Review: Wasted (Southwark Playhouse)

A new rock musical about the Brontë sisters

Siobhan Athwal, Molly Lynch and Natasha Barnes in Wasted
Siobhan Athwal, Molly Lynch and Natasha Barnes in Wasted
© Helen Maybanks

The adage about the close proximity of madness to genius has seldom been so convincingly demonstrated as here by Christopher Ash and Carl Miller's Brontës musical treatment. Following hard on the high heels of the equally anachronistic Six, this bewildering but beautiful mess of a show is as much rock concert with a narrative through-line as traditional musical: a gig-sical, maybe? While those Six queens are all cheek and sass, these literary sisters are more snarl and bite but, in their own edgy way, equally lovable.

This dark, rollicking piece is as far removed from your average musical as Sarah Kane's plays are from Noël Coward's. The aesthetic is reminiscent of Spring Awakening but the attack recalls the pain and fury of the original Hedwig And The Angry Inch. The contrast between the hard scrabble existences of the Brontës and the enriching literary legacy left behind is conveyed with a searing, moving simplicity.

Adam Lenson's playful production astonishes on many levels. Front and centre: the dazzlingly committed cast. Natasha Barnes carries the lioness's share of the script as Charlotte, who outlived her siblings and achieved a conventional marriage despite her literary leanings. Barnes brilliantly reconfirms herself as an actress of outstanding depth, investing the sensible but passionate young woman with a self-deprecating wryness and bright-eyed kindness that splits wide open when she sings: then she unleashes a wild but sweet torrent of formidably controlled frustration and anarchic abandon.
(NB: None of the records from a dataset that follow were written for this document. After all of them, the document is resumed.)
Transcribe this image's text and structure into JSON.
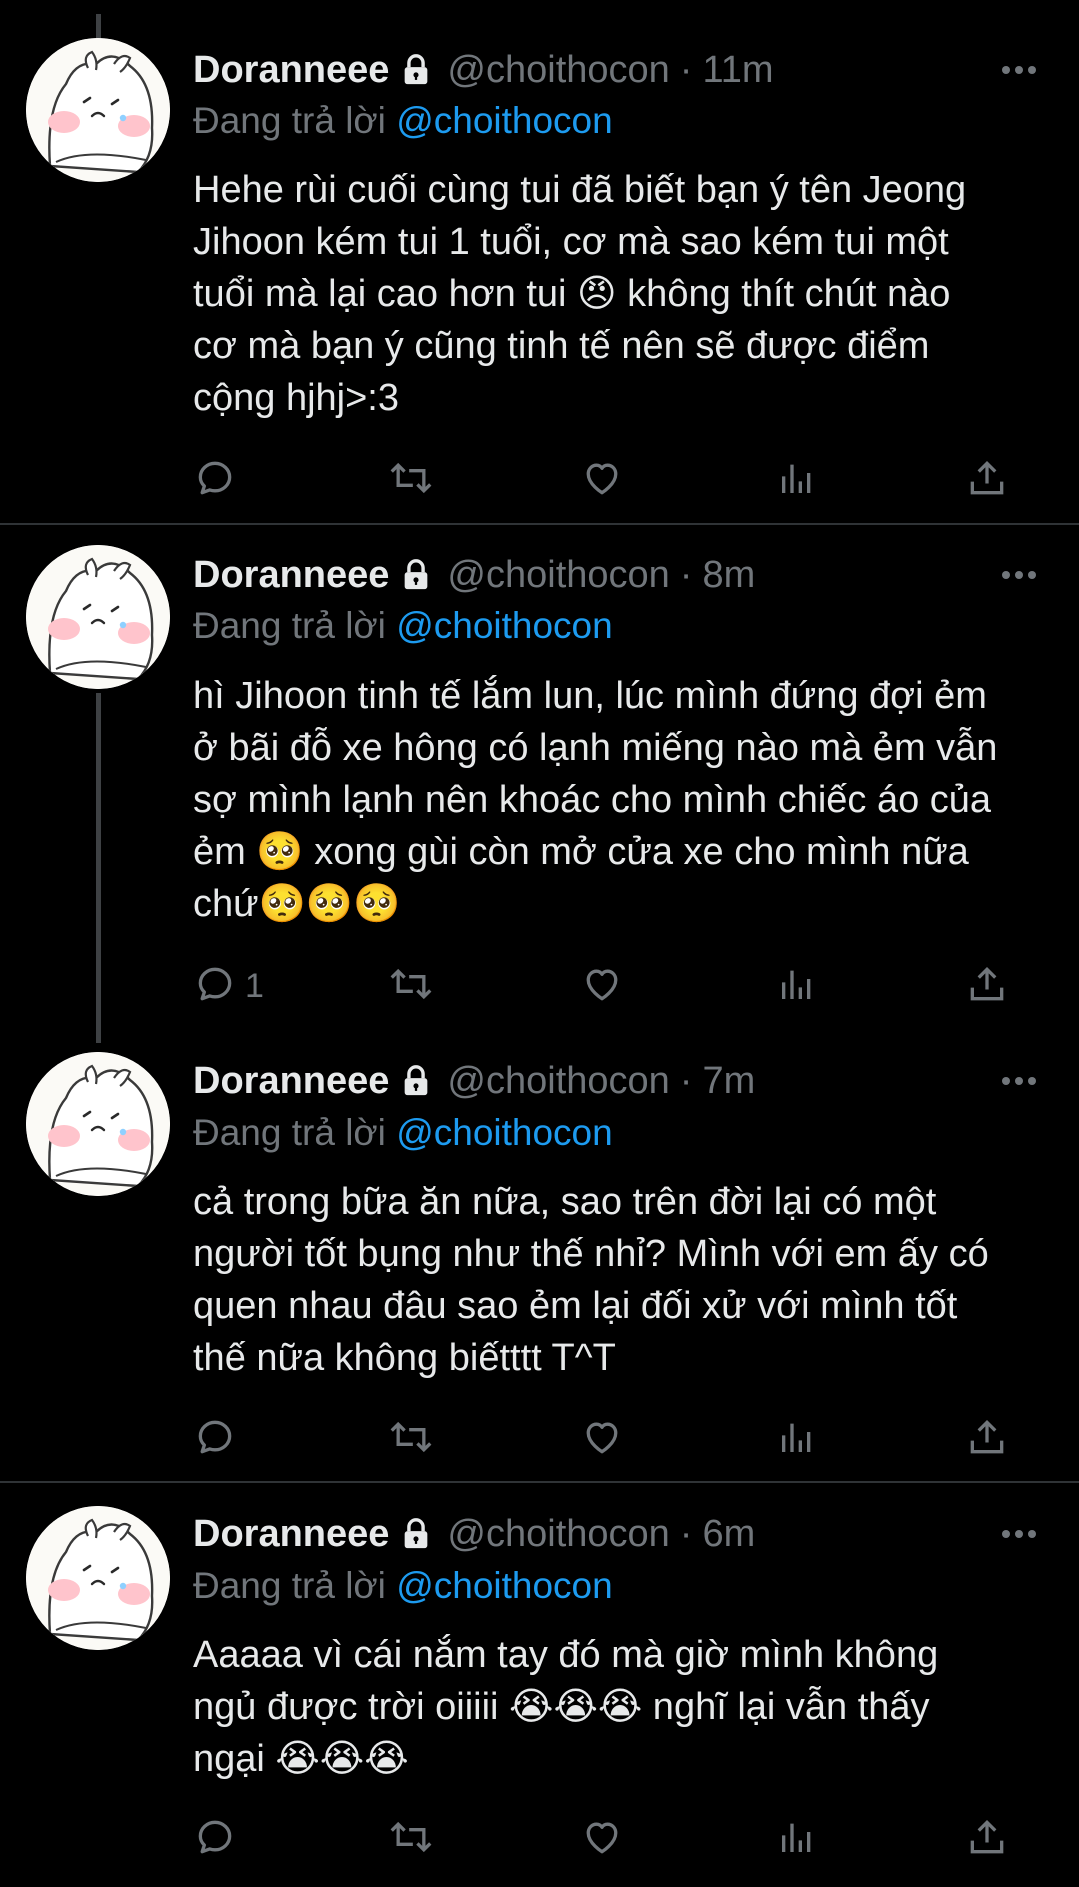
{
  "tweets": [
    {
      "display_name": "Doranneee",
      "handle": "@choithocon",
      "separator": "·",
      "time": "11m",
      "reply_prefix": "Đang trả lời",
      "reply_to": "@choithocon",
      "text": "Hehe rùi cuối cùng tui đã biết bạn ý tên Jeong\nJihoon kém tui 1 tuổi, cơ mà sao kém tui một\ntuổi mà lại cao hơn tui 😠 không thít chút nào\ncơ mà bạn ý cũng tinh tế nên sẽ được điểm\ncộng hjhj>:3",
      "reply_count": ""
    },
    {
      "display_name": "Doranneee",
      "handle": "@choithocon",
      "separator": "·",
      "time": "8m",
      "reply_prefix": "Đang trả lời",
      "reply_to": "@choithocon",
      "text": "hì Jihoon tinh tế lắm lun, lúc mình đứng đợi ẻm\nở bãi đỗ xe hông có lạnh miếng nào mà ẻm vẫn\nsợ mình lạnh nên khoác cho mình chiếc áo của\nẻm 🥺 xong gùi còn mở cửa xe cho mình nữa\nchứ🥺🥺🥺",
      "reply_count": "1"
    },
    {
      "display_name": "Doranneee",
      "handle": "@choithocon",
      "separator": "·",
      "time": "7m",
      "reply_prefix": "Đang trả lời",
      "reply_to": "@choithocon",
      "text": "cả trong bữa ăn nữa, sao trên đời lại có một\nngười tốt bụng như thế nhỉ? Mình với em ấy có\nquen nhau đâu sao ẻm lại đối xử với mình tốt\nthế nữa không biếtttt T^T",
      "reply_count": ""
    },
    {
      "display_name": "Doranneee",
      "handle": "@choithocon",
      "separator": "·",
      "time": "6m",
      "reply_prefix": "Đang trả lời",
      "reply_to": "@choithocon",
      "text": "Aaaaa vì cái nắm tay đó mà giờ mình không\nngủ được trời oiiiii 😭😭😭 nghĩ lại vẫn thấy\nngại 😭😭😭",
      "reply_count": ""
    }
  ],
  "icons": {
    "lock": "lock-icon",
    "more": "more-icon",
    "reply": "reply-icon",
    "retweet": "retweet-icon",
    "like": "like-icon",
    "views": "views-icon",
    "share": "share-icon"
  },
  "colors": {
    "background": "#000000",
    "text": "#e7e9ea",
    "muted": "#71767b",
    "link": "#1d9bf0",
    "divider": "#2f3336",
    "thread_line": "#3e4144"
  }
}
She is movingly impressive as the family's increasingly sad trajectory plays out, and gets the biggest laugh of the evening with the throwaway line "f**k off, I'm writing Jane Eyre".

Molly Lynch's doe-eyed, self-effacing Anne is a vocally stunning heartbreaker, going from rocked-out emotionalism to impressive classical soprano with jaw-dropping ease. Matthew Jacobs Morgan gives drug-addled, deluded brother Branwell a fine voice and an irresistible charm that almost expiates his bizarre behaviour.
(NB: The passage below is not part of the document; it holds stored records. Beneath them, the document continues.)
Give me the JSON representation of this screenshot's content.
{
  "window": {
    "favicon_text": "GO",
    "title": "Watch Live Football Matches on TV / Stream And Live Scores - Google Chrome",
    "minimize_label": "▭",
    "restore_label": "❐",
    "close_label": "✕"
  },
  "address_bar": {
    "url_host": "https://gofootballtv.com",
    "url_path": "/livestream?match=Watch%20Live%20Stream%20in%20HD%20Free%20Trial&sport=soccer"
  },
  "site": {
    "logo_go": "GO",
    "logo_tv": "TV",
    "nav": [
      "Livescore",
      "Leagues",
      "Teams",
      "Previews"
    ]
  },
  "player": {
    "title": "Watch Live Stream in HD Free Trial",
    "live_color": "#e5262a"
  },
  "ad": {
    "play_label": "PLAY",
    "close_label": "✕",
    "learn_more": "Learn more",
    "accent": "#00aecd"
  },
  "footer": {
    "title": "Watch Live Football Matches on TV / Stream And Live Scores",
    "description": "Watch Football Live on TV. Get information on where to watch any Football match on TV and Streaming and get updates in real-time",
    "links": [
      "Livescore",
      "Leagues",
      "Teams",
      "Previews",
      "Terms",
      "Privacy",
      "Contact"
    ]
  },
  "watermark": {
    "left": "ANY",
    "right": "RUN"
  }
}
Siobhan Athwal's quirky, bitterly funny Emily is pitched at the junction between lunacy and rapture. She's a physical manifestation of an unsound mind, suggesting Emily might have been an inspiration for Jane Eyre's Mrs Rochester. At first I feared the feral physicality and face-pulling might be too much, but ultimately I found her profoundly touching, her dream-like yet ferocious vocals reminiscent of a young Kate Bush.
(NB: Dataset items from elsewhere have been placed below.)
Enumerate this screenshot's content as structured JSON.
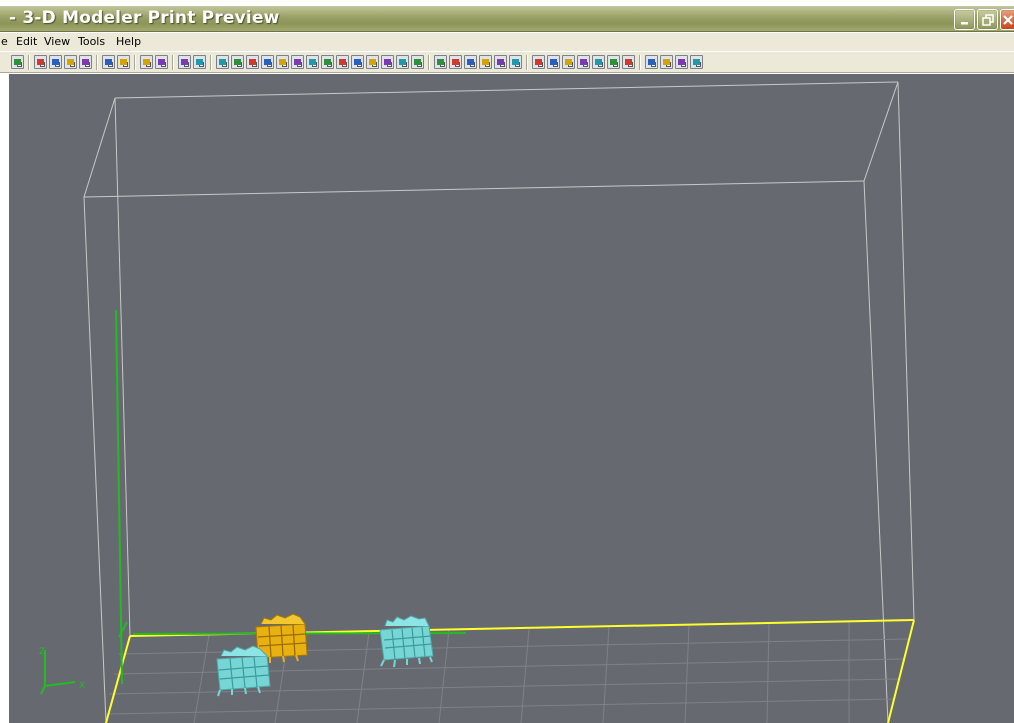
{
  "window": {
    "title": "- 3-D Modeler Print Preview",
    "buttons": [
      "minimize-icon",
      "restore-icon",
      "close-icon"
    ]
  },
  "menu": {
    "items": [
      "e",
      "Edit",
      "View",
      "Tools",
      "Help"
    ]
  },
  "toolbar": {
    "groups": [
      [
        "back-icon"
      ],
      [
        "open-icon",
        "rotate-icon",
        "align-icon",
        "grid-icon"
      ],
      [
        "arrange-icon",
        "pack-icon"
      ],
      [
        "zoom-icon",
        "zoom-window-icon"
      ],
      [
        "stop-icon",
        "build-icon"
      ],
      [
        "view-top-icon",
        "view-front-icon",
        "view-bottom-icon",
        "pan-icon",
        "view-iso-1-icon",
        "view-iso-2-icon",
        "view-iso-3-icon",
        "view-iso-4-icon",
        "view-iso-5-icon",
        "view-iso-6-icon",
        "view-iso-7-icon",
        "view-iso-8-icon",
        "zoom-in-icon",
        "zoom-out-icon"
      ],
      [
        "add-part-icon",
        "part-grid-icon",
        "layers-icon",
        "settings-icon",
        "globe-icon",
        "options-icon"
      ],
      [
        "sparkle-icon",
        "pen-icon",
        "pencil-icon",
        "check-icon",
        "heart-icon",
        "cube-icon",
        "target-icon"
      ],
      [
        "printer-icon",
        "chart-icon",
        "palette-icon",
        "camera-icon"
      ]
    ]
  },
  "viewport": {
    "background": "#666a70",
    "box_color": "#c8c8c8",
    "tray_color": "#ffff2a",
    "axis_color": "#22bb22",
    "axis_labels": {
      "z": "Z",
      "x": "X"
    },
    "parts": [
      {
        "name": "part-yellow",
        "color": "#e8b010"
      },
      {
        "name": "part-cyan-front",
        "color": "#76d6d6"
      },
      {
        "name": "part-cyan-back",
        "color": "#76d6d6"
      }
    ]
  }
}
These Brontës wear mid-1800s garb but when they let rip musically, it's to punk, emo, progressive rock, thrash metal, even ska, spirituals and country and western, belted into omnipresent hand-held mics while roving spotlights dazzle onlookers. The raucous, ecstatic power of rock music as metaphor for the hardships of unfulfilled artistic endeavour and strife-beset lives is persuasive.

Ash commands a profligacy of musical styles with panache. Nothing sounds like a traditional showtune, but it is a haunting score full of passion, invention and often thunderous excitement. Charlotte's second act cri de cœur "(Extra)ordinary Woman" could have come off a Janis Joplin album, while Anne's twistedly lovely "The Story Of Mrs Collins" is a knockout piece of musical storytelling. This will be a cast album to savour, not least to appreciate Miller's frequently witty lyrics, which sometimes get lost in the muddy sound design.

Joe Bunker's terrific band are as much part of the show as Libby Todd's starkly striking set or Matt Daw and Sam Waddington's exciting lighting. Drummer Nathan Gregory as Emily's beloved dog is a pleasingly bonkers touch.

Anything as iconoclastic as this can't be perfect, and is likely to get up a lot of people's noses, to be honest. The storytelling is sketchy at times and there's a belligerent but inventive weirdness that not everyone will embrace. My advice though is to look at it as music theatre rather than a musical: buckle up and enjoy the thrill ride. As ambitious a step forward in the genre as anything for years, this grittily exhilarating show is essential viewing if you're interested in the future of the British musical.